In October i quit my M-F 9-5 job hated nursing and had right frozen shoulder. I did not know where my next paycheck was going to come from. All the while wondering if i had made the right decision. But fast forward to now.I am much happier. I can dictate my own schedule and have figured out what makes me burn out. So i now have 3 different jobs, 1 Registry 2. per diem clinic nurse 3. teacher for LVN students.
Don;t worry you will be fine, starting over at a new job is hard because you have to learn new things and proove yourself to new staff. Don;t doubt yourself accept that you have made the right decision for yourself and go with it. Also on the other hand it you don;t like your new job and want to go back, you would already know what you are going back to.
Feb 17, '07
Good luck with your new job! It sounds like if you don't like it, you could always go back.
Feb 17, '07
First, I want to thank you for your thoughtful responses.
I guess I am caught off-guard with the mixed emotions that I am feeling. I am very excited to be starting this new job. I feel prepared for all the learning. I equally feel prepared to share all of the modest 15 years of nursing that I've experienced (including the 7+ years on my happy little ICU/CCU). But I am very sad to be leaving good people where I currently work. It is a small hospital. From a staffing point of view, one person leaving is exceedingly unpleasant for those who remain behind. I will also simply miss working with these good people. As a small unit and as a small hospital, we've gone through a lot of "ups and downs". Having shared all of these "ups and downs" has drawn us all closer together and made us tighter as a healthcare team.
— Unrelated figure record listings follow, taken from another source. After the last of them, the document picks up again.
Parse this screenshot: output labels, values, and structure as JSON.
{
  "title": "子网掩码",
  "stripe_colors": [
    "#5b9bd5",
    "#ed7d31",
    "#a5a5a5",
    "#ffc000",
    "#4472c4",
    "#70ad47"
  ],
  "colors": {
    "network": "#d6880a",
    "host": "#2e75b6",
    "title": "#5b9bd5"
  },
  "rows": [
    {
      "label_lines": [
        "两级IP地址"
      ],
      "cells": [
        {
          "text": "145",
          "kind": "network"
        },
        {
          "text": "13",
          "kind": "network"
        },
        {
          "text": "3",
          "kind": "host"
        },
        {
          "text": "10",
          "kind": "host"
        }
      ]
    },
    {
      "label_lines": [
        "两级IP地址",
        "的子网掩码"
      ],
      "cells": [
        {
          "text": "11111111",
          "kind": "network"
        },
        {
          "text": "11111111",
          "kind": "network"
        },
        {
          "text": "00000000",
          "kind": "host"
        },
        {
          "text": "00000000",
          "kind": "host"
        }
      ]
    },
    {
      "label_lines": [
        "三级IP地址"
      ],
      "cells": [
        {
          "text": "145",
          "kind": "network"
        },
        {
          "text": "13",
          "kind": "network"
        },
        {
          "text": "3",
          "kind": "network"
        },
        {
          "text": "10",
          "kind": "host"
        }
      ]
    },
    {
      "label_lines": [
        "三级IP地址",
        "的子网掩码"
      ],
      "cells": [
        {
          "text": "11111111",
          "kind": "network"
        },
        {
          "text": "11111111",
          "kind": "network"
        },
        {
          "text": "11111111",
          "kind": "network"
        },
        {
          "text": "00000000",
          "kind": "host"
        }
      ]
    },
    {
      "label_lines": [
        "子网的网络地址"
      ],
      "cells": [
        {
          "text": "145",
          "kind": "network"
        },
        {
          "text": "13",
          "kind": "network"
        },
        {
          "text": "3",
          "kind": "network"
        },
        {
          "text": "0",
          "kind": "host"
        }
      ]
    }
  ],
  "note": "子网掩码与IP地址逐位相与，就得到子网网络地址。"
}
I look forward to meeting new co-workers, making new friends, learning new stuff. But I will miss this teeny-tiny unit within this equally teeny-tiny hospital.
Feb 18, '07
I worked in a small hospital like the one you describe for 10 years as an LPN. When I got my RN, they were not going to pay me anything over starting wages for a new RN (which I was, but they weren't going to even give me credit for years of service), so I decided to leave and go to our sister hospital. I went from a hospital that employed 350 to one that employed 10,000. It was quite a shock, but a good one. I learned so much more, and there is so much opportunity to move around and experience different areas. The pay was much better, too. I am very happy with my choice. Although I do miss my co-workers, I will take those relationships with me. In the end I did what was best for me and broke out of my comfort zone. Good luck!
Feb 21, '07
Let us know how it goes. For better or for worse I wish you the best of luck.